作者简介Introduction

苏高生,西南财经大学统计学硕士毕业,现就职于中国电信,主要负责企业存量客户大数据分析、数据建模。研究方向:机器学习,最喜欢的编程语言:R语言,没有之一。

E-mail:sugs01@outlook.com

往期回顾:

Xgboost算法——Kaggle案例

The rxfastforest algorithm case of kaggle


紧接上文:lightgbm algorithm case of kaggle(上)

各位看客,请继续......

五、二次调参

1.调试weight参数

grid_search <- expand.grid(

learning_rate = .125,

num_leaves = 600,

max_bin = 30,

min_data_in_bin = 64,

feature_fraction = .64,

min_sum_hessian = .004,

lambda_l1 = .002,

lambda_l2 = .008,

drop_rate = .3,

max_drop = 5)

perf_weight_2 <- numeric(length = nrow(grid_search))

for(i in 1:20){

lgb_weight <- (lgb_tr$TARGET * i + 1) / sum(lgb_tr$TARGET * i + 1)

lgb_train <- lgb.Dataset(

data = data.matrix(lgb_tr[, 1:137]),

label = lgb_tr$TARGET,

free_raw_data = FALSE,

weight = lgb_weight

)

# 参数

params <- list(

objective = 'binary',

metric = 'auc',

learning_rate = grid_search[1, 'learning_rate'],

num_leaves = grid_search[1, 'num_leaves'],

max_bin = grid_search[1, 'max_bin'],

min_data_in_bin = grid_search[1, 'min_data_in_bin'],

feature_fraction = grid_search[1, 'feature_fraction'],

min_sum_hessian = grid_search[1, 'min_sum_hessian'],

lambda_l1 = grid_search[1, 'lambda_l1'],

lambda_l2 = grid_search[1, 'lambda_l2'],

drop_rate = grid_search[1, 'drop_rate'],

max_drop = grid_search[1, 'max_drop']

)

# 交叉验证

lgb_tr_mod <- lgb.cv(

params,

data = lgb_train,

nrounds = 300,

stratified = TRUE,

nfold = 10,

learning_rate = .1,

num_threads = 2,

early_stopping_rounds = 10

)

perf_weight_2[i] <- unlist(lgb_tr_mod$record_evals$valid$auc$eval)[length(unlist(lgb_tr_mod$record_evals$valid$auc$eval))]}

ggplot(data.frame(num = 1:length(perf_weight_2), perf = perf_weight_2), aes(x = num, y = perf)) +

geom_point() +

geom_smooth()

结论:从此图可知auc值在weight>=2时auc 趋于稳定, weight=8时取最大值

2.调试learning_rate参数

grid_search <- expand.grid(

learning_rate = seq(.05, .5, .01),

num_leaves = 600,

max_bin = 30,

min_data_in_bin = 64,

feature_fraction = .64,

min_sum_hessian = .004,

lambda_l1 = .002,

lambda_l2 = .008,

drop_rate = .3,

max_drop = 5)

perf_learning_rate_1 <- numeric(length = nrow(grid_search))

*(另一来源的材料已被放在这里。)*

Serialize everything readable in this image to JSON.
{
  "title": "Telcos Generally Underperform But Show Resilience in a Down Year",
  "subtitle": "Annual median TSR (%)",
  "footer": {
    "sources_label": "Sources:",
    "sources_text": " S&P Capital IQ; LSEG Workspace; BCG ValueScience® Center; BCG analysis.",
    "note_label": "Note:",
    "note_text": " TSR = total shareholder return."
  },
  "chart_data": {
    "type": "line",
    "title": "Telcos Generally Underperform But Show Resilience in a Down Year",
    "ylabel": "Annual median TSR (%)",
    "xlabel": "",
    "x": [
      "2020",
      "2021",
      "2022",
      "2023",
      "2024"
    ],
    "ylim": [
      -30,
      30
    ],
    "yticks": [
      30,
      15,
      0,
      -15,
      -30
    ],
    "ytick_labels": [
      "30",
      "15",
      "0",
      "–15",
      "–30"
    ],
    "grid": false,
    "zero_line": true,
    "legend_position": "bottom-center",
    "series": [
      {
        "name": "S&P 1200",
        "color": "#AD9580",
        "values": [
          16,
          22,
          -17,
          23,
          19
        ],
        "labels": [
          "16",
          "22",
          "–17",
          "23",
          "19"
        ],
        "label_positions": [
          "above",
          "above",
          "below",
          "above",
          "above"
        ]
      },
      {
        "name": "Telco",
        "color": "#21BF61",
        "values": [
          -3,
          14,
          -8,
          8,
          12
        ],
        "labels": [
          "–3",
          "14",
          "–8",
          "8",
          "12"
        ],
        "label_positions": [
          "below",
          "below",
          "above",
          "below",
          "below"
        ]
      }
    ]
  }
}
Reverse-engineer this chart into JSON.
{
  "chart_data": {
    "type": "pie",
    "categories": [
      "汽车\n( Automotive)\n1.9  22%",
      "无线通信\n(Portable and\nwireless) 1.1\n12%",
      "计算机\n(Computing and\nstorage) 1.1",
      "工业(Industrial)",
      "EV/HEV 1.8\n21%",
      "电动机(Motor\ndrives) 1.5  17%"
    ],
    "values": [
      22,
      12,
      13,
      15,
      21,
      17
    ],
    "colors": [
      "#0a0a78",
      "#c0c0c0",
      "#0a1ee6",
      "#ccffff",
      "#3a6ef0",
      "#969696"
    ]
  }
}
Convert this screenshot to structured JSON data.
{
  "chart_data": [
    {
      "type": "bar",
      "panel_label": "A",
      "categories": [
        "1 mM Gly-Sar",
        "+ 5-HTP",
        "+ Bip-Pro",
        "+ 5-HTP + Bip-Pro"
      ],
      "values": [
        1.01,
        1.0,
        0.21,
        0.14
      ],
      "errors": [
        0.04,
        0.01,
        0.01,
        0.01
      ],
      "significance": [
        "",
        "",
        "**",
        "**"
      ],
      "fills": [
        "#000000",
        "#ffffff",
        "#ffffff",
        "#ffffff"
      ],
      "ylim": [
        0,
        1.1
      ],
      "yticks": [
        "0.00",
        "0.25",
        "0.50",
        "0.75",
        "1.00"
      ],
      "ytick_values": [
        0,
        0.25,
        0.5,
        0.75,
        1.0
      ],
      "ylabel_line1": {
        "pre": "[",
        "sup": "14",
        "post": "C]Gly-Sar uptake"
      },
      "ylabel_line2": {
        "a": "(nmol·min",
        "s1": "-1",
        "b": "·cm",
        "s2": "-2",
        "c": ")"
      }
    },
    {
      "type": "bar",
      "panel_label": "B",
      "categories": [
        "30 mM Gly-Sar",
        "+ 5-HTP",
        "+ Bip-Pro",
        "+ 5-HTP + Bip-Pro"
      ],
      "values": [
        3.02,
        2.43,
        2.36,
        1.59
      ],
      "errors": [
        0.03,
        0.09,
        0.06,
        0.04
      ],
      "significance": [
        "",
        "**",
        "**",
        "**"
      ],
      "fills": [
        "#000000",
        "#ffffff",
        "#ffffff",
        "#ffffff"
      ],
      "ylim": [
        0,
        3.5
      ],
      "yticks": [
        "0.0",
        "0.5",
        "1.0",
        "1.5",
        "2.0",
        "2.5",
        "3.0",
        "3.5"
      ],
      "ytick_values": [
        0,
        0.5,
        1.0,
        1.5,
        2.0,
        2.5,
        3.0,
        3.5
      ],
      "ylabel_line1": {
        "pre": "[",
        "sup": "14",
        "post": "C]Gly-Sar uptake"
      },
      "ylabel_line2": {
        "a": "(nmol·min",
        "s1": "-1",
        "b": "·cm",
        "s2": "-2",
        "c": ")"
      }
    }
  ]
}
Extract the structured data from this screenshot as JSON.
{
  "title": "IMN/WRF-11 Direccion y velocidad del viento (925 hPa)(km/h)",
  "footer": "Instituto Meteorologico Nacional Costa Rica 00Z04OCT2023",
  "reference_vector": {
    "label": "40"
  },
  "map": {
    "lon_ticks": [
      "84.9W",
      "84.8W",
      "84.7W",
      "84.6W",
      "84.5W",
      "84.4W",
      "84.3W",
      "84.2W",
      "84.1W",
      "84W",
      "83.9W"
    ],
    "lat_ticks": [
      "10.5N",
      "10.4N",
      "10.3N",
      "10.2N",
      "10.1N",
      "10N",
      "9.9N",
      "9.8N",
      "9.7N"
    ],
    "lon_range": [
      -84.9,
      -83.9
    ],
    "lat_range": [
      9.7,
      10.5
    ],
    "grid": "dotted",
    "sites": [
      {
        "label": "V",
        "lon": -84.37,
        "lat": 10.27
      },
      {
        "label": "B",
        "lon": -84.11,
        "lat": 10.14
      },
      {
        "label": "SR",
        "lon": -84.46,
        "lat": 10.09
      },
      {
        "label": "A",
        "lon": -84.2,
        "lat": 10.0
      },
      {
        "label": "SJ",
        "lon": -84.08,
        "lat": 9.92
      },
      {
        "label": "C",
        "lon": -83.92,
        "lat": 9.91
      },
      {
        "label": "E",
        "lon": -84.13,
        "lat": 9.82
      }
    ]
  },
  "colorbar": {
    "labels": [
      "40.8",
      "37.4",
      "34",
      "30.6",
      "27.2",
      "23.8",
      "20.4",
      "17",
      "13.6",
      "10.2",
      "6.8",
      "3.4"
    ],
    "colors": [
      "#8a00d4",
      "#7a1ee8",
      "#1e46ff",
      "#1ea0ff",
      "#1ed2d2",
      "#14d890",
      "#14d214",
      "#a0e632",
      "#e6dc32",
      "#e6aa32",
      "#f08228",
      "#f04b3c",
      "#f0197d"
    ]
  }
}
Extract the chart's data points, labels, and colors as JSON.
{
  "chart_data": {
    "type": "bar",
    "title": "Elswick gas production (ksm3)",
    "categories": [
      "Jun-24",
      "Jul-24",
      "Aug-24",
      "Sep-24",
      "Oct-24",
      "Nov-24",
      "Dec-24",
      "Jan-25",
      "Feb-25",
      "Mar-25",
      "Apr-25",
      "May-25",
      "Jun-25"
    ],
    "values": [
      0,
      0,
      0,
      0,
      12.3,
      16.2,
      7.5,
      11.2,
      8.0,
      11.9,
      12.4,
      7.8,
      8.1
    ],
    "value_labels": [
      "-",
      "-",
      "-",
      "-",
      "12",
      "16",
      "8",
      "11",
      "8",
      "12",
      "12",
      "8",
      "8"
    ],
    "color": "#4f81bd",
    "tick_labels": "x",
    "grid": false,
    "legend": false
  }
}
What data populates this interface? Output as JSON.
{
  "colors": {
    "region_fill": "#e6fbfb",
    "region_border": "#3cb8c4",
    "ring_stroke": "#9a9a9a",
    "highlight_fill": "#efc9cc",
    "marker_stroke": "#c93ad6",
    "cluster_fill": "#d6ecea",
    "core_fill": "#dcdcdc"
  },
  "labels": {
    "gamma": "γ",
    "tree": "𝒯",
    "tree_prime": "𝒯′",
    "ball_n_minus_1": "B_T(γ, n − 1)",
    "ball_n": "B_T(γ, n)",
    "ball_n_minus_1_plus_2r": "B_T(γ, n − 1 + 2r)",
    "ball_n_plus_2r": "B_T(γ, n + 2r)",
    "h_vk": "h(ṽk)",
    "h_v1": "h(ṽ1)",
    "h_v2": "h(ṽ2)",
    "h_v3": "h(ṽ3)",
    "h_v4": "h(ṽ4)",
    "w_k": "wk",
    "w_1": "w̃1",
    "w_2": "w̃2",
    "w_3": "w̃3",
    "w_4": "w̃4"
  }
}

for(i in 1:nrow(grid_search)){

lgb_weight <- (lgb_tr$TARGET * 8 + 1) / sum(lgb_tr$TARGET * 8 + 1)

lgb_train <- lgb.Dataset(

data = data.matrix(lgb_tr[, 1:137]),

label = lgb_tr$TARGET,

free_raw_data = FALSE,

weight = lgb_weight

)

# 参数

params <- list(

objective = 'binary',

metric = 'auc',

learning_rate = grid_search[i, 'learning_rate'],

num_leaves = grid_search[i, 'num_leaves'],

max_bin = grid_search[i, 'max_bin'],

min_data_in_bin = grid_search[i, 'min_data_in_bin'],

feature_fraction = grid_search[i, 'feature_fraction'],

min_sum_hessian = grid_search[i, 'min_sum_hessian'],

lambda_l1 = grid_search[i, 'lambda_l1'],

lambda_l2 = grid_search[i, 'lambda_l2'],

drop_rate = grid_search[i, 'drop_rate'],

max_drop = grid_search[i, 'max_drop']

)

# 交叉验证

lgb_tr_mod <- lgb.cv(

params,

data = lgb_train,

nrounds = 300,

stratified = TRUE,

nfold = 10,

num_threads = 2,

early_stopping_rounds = 10

)

perf_learning_rate_1[i] <- unlist(lgb_tr_mod$record_evals$valid$auc$eval)[length(unlist(lgb_tr_mod$record_evals$valid$auc$eval))]}

grid_search$perf <- perf_learning_rate_1

ggplot(data = grid_search, aes(x = learning_rate, y = perf)) +

geom_point() +

geom_smooth()

结论:learning_rate=.2时,auc最大

3.调试num_leaves参数

grid_search <- expand.grid(

learning_rate = .2,

num_leaves = seq(50, 800, 50),

max_bin = 30,

min_data_in_bin = 64,

feature_fraction = .64,

min_sum_hessian = .004,

lambda_l1 = .002,

lambda_l2 = .008,

drop_rate = .3,

max_drop = 5

)

perf_num_leaves_1 <- numeric(length = nrow(grid_search))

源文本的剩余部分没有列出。